Pleaseee jangan hated atau jangan protes sama keputusan Author ini 😢😢

Karena Author punya alasan kuat buat ini semua, dan alasan ini juga untuk kalian semua, bukan karena keegoisan Author sendiri..

Author percaya reader disini orang nya pengertian, dan dewasa ☺️☺️

Happy reading.

"Ayo kita beraksi saat ini juga." Ujar Andy memberikan keputusan kepada Raymond dan juga Raymold.

"Tapi... Apa kau yakin ??" Tanya Raymold sedikit ragu.

"Kau meragukannya ??" Tanya Andy.

"Sedikit."

" Kenapa ???"

"Tidakkah kita menunggu keputusan yang tepat, untuk menyerang nya ??" Ujar Raymond.

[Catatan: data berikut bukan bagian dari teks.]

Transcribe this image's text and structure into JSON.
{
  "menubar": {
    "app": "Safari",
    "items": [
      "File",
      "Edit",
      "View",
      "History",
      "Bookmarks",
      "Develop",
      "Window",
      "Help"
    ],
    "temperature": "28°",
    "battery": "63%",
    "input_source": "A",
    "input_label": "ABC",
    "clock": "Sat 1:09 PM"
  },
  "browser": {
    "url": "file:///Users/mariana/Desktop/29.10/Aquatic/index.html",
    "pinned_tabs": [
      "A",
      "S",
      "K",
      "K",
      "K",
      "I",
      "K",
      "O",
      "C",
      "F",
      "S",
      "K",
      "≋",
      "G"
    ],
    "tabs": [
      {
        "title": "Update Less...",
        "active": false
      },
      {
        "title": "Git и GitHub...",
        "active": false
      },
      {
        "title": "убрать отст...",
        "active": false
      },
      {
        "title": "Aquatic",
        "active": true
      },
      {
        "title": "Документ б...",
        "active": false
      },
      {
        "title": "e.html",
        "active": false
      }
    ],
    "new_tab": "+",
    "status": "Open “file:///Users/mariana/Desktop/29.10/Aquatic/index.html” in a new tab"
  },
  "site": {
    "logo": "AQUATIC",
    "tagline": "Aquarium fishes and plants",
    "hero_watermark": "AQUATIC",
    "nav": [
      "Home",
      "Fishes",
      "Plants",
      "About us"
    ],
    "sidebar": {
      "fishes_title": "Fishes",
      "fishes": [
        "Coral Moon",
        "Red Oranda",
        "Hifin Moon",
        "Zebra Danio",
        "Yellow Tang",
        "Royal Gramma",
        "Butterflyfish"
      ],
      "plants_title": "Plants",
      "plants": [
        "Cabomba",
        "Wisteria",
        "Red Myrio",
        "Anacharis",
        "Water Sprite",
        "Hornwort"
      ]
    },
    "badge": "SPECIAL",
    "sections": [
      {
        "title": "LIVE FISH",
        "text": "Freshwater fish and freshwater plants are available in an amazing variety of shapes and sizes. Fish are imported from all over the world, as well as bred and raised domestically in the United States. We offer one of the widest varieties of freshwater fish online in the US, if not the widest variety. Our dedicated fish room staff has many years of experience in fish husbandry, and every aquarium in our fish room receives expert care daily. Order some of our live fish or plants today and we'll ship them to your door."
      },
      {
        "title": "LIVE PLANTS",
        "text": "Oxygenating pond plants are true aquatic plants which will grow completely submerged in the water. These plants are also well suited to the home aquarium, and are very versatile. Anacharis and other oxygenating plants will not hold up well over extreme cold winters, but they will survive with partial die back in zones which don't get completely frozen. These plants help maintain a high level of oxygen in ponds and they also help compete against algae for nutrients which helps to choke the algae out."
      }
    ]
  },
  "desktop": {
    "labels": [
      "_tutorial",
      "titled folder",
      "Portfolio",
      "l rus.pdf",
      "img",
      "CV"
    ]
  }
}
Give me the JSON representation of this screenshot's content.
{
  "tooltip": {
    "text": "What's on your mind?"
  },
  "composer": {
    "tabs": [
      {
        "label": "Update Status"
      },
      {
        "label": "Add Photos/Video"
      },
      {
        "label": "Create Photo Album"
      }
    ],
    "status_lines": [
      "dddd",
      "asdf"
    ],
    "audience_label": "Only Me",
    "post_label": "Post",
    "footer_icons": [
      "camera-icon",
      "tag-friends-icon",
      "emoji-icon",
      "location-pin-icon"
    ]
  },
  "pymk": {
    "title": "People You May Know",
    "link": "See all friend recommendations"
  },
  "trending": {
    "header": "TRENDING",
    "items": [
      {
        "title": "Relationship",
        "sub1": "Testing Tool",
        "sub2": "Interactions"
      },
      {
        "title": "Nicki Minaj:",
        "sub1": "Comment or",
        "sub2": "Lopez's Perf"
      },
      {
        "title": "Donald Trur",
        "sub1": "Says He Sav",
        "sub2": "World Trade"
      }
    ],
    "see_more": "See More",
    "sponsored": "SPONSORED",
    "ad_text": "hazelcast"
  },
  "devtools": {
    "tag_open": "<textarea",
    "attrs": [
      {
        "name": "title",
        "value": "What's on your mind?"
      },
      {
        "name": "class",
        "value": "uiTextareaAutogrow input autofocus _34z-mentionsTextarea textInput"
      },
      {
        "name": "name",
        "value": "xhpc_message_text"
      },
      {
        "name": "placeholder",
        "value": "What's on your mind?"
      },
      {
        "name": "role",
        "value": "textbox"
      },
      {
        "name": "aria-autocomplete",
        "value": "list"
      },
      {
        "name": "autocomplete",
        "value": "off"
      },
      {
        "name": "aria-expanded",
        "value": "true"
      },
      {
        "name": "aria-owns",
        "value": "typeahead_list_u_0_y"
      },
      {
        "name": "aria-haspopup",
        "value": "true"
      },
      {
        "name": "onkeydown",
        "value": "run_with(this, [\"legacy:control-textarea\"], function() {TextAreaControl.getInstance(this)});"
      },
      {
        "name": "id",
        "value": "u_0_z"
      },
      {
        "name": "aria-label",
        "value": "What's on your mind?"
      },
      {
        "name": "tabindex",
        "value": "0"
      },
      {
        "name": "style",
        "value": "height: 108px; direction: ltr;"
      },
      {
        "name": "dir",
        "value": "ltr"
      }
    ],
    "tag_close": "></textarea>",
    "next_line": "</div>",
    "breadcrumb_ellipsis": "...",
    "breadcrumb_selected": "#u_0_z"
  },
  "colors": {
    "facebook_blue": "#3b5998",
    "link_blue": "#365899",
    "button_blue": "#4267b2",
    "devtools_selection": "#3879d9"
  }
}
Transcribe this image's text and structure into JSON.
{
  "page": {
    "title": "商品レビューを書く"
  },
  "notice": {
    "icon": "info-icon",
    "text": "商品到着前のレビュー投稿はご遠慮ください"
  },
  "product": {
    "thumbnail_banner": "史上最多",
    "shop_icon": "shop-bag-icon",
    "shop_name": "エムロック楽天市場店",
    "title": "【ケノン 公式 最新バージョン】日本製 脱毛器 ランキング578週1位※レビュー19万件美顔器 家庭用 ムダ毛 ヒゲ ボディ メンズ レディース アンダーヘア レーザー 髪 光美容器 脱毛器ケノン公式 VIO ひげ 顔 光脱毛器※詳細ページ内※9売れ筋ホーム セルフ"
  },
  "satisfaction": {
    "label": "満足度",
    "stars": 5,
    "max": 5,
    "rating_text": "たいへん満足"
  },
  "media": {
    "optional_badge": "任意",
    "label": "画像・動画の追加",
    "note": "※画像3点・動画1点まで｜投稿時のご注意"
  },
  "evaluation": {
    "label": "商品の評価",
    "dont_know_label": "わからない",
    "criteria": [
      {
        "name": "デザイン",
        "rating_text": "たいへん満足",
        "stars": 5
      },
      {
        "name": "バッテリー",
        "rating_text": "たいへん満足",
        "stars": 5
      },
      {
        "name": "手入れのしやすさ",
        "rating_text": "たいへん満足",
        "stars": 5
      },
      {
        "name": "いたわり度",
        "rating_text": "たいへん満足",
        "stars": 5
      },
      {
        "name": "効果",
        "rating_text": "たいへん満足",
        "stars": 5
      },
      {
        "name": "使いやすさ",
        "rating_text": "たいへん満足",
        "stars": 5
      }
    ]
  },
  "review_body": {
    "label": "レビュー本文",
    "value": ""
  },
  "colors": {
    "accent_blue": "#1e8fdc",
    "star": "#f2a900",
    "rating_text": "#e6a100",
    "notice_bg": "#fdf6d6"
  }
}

"Mau sampai kapan kita berdiam diri disini ?! Kita harus segera menyerang nya, lagipula dia akan pindah ke negara lain, besok pagi."

"Besok pagi ?! Sial !!!" Ujar Raymold mengumpat kesal.

"Dia terlalu pecundang untuk ini." Ujar Raymond.

"Karena itu, kita harus segera menyerang nya. Malam ini."

~ ~ ~

"Daniel Prinzelia, malam ini adalah waktu terakhir mu di dunia. Karena aku akan menjadi malaikat maut mu. Kau telah membuat kedua adik kembar ku menderita, kini saat nya dendam sang kakak yang akan kau rasakan." Ujar Bradley di tengah kegelapan sembari memandangi foto kedua adik kembarnya.

Roland dan Raland, keduanya tampak berbahagia dan tersenyum disana.

Roland memeluk adiknya Raland yang juga menggenggam tongkat untuk berjalan (Kruk). Ya, Raland memang memiliki kelemahan, yaitu dia lumpuh. Sebelah kaki kanan nya lumpuh, karena itu semua yang ada disana termasuk Roland bersedia dan selalu melindungi nya.

Tapi...

Karena kelengahan mereka sedetik saja, kedua anak lelaki kembar itu di culik, dan yang lebih menyakitkan adalah keduanya di culik oleh pedofilia gila yang gay.

Menjijikan bukan ?? Sudah pedofil, di tambah dia gay.

Well sebenarnya Daniel bukan gay yang sesungguhnya, dia menikah dengan perempuan dan memiliki anak. Tapi dia juga bernafsu kepada anak lelaki di bawah 10 tahun.

Bradley mendengar cerita dari Roland, jika Raland di siksa dan di perkosa hingga meninggal. Hal itu membuat Bradley marah.

Dia tidak marah kepada Roland karena tidak becus menjaga kembaran nya.

Tapi dia marah, karena dia sendiri tidak bisa menyelamatkan adiknya, Raland.

"Ini untuk mu Raland, kematian Daniel." Ujar Bradley tersenyum licik disana.

~ ~ ~

Roland tengah menyiapkan segala perlengkapan nya, dan senjata miliknya.

Hingga tiba-tiba Brick dan ketiga kakaknya yang lain masuk ke dalam kamarnya. Mereka kaget melihat Roland membawa tas begitu besar.

"Kau tidak berniat akan kabur, kan Roland ??" Tanya Bryan.

"Jangan tinggalkan kakak mu ini lagi.." ujar Brandon dengan nada sok dramatis.